In gastroschisis and omphalocele, the herniated viscera should be reduced into the abdomen and a solid abdominal wall be created. The surgery should be performed in a manner to minimize risks of increased abdominal pressure to the baby. However, if abdominal pressure is expected to increase to impede respiratory and circulatory function with primary repair, the abdominal wall can be covered temporarily with artificial material. This silo covers the extra abdominal organs and protects them from infection or loss of fluids. After a few days, the organs decongest, and the abdominal wall repair can then be tried. For silo formation, we used adhesive surgical drape, PTFE or normal saline bag sheet. Eschar formation with preservation of omphalocele sac and delayed repair is a good option in a case of severe unstability or huge omphalocele.
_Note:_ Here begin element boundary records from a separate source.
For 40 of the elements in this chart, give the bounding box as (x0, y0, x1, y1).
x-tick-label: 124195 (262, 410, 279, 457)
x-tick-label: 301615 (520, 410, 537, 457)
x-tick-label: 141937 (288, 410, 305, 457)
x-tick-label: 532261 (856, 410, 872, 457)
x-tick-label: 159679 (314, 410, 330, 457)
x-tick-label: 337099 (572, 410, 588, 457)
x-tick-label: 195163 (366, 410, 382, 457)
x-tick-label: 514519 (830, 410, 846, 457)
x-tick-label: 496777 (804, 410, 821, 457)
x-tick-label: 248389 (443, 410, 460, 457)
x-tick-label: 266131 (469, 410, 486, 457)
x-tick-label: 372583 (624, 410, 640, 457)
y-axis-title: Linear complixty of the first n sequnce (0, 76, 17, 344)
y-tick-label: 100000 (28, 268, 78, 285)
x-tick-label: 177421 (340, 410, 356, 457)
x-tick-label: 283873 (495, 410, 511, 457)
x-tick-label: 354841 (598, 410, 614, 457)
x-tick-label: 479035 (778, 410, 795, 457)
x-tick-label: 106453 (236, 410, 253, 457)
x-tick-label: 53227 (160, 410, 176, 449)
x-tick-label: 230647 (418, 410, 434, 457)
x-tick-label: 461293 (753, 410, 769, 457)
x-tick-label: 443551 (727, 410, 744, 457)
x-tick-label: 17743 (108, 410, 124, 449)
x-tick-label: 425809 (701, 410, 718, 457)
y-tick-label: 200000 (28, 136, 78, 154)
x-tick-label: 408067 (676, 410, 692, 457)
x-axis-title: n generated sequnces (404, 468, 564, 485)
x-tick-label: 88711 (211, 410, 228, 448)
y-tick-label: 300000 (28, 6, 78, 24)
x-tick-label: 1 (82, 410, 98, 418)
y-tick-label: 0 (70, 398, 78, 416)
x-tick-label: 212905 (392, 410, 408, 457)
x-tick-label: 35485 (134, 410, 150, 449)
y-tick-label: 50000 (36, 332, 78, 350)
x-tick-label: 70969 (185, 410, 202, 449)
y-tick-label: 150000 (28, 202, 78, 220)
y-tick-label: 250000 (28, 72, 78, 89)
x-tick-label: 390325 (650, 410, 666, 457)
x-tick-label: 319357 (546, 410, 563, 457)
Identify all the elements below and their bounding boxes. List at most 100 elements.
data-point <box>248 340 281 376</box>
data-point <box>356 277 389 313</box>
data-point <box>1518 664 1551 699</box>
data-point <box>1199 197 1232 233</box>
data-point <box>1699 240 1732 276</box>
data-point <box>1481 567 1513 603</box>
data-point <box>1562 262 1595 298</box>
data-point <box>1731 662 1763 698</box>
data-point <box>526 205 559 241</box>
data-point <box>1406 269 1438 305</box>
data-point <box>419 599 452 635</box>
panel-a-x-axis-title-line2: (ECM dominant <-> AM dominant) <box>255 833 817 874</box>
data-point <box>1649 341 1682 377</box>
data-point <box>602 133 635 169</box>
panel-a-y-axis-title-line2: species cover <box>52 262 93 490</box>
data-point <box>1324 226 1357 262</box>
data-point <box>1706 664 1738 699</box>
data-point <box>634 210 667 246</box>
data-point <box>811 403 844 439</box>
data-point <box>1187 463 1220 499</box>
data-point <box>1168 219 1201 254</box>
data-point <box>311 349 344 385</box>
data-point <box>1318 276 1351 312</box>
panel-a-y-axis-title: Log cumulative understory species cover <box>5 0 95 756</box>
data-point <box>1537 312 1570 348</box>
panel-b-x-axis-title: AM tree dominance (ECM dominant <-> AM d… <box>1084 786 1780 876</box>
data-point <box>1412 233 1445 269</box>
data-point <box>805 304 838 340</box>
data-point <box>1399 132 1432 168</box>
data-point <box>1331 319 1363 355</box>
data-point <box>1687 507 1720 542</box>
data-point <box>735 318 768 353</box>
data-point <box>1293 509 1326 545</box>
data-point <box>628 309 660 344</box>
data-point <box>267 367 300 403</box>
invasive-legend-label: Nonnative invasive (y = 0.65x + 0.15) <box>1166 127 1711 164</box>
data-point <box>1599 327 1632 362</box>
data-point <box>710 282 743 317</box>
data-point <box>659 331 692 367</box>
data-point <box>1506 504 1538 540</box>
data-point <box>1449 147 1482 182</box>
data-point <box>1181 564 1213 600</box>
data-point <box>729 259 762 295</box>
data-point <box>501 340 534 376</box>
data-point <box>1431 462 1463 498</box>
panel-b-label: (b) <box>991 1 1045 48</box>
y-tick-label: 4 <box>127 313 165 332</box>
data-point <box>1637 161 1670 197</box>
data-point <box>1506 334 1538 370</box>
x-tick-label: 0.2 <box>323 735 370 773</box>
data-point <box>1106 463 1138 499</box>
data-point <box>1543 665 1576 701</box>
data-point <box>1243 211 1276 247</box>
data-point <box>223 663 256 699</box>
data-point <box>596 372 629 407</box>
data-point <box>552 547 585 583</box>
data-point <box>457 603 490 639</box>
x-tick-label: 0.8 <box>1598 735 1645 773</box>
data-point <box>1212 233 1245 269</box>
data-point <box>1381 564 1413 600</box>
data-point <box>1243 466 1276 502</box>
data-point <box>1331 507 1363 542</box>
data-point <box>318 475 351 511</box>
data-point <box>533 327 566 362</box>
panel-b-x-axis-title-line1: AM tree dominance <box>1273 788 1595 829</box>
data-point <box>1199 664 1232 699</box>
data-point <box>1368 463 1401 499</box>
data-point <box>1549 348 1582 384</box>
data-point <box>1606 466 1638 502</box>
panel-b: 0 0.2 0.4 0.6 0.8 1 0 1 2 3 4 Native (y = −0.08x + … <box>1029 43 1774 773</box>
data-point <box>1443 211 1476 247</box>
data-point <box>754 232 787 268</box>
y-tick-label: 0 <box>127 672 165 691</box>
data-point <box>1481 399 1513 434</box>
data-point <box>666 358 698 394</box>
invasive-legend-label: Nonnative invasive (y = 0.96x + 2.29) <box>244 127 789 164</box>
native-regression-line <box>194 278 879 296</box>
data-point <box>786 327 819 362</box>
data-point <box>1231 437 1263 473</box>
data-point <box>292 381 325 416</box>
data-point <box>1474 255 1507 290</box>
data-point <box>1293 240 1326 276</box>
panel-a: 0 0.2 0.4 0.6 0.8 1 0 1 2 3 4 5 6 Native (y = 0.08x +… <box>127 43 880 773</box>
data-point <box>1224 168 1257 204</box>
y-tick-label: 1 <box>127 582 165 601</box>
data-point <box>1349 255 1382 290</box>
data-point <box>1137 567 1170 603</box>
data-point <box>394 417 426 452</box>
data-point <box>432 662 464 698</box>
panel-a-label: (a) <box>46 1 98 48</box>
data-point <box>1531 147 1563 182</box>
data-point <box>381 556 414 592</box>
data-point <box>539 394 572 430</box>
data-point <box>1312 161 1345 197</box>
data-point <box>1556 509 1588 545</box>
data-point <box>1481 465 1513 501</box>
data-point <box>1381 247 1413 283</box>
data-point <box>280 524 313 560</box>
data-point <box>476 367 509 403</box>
The mortality of these conditions has decreased markedly in recent years [12]. This is attributable to improved prenatal diagnosis, advances in surgical technique and pre- and postoperative cares [15]. Prenatal diagnosis made it possible to manage mother and neonate in one perinatal center. Therefore, the delivery and subsequent surgery can be planned and carried out in an interdisciplinary fashion. The mortality rate of omphalocele has been well known to be higher than that of gastroschisis [5,9,15,16]. Many studies demonstrated that this higher mortality was attributed to higher association of cardiac anomaly in omphalocele [17,18]. In our result, the mortality rate of omphalocele was lower than that of gastroschisis (15.0% vs. 23.3%), even though it was not significant. The explanation of this lower mortality rate might be the improvement of treatment of cardiac anomalies, because no patient died from cardiac dysfunction in our study. Furthermore, the compartment syndrome as the main cause of death in gastroschisis should be considered for the comparison of the mortalities.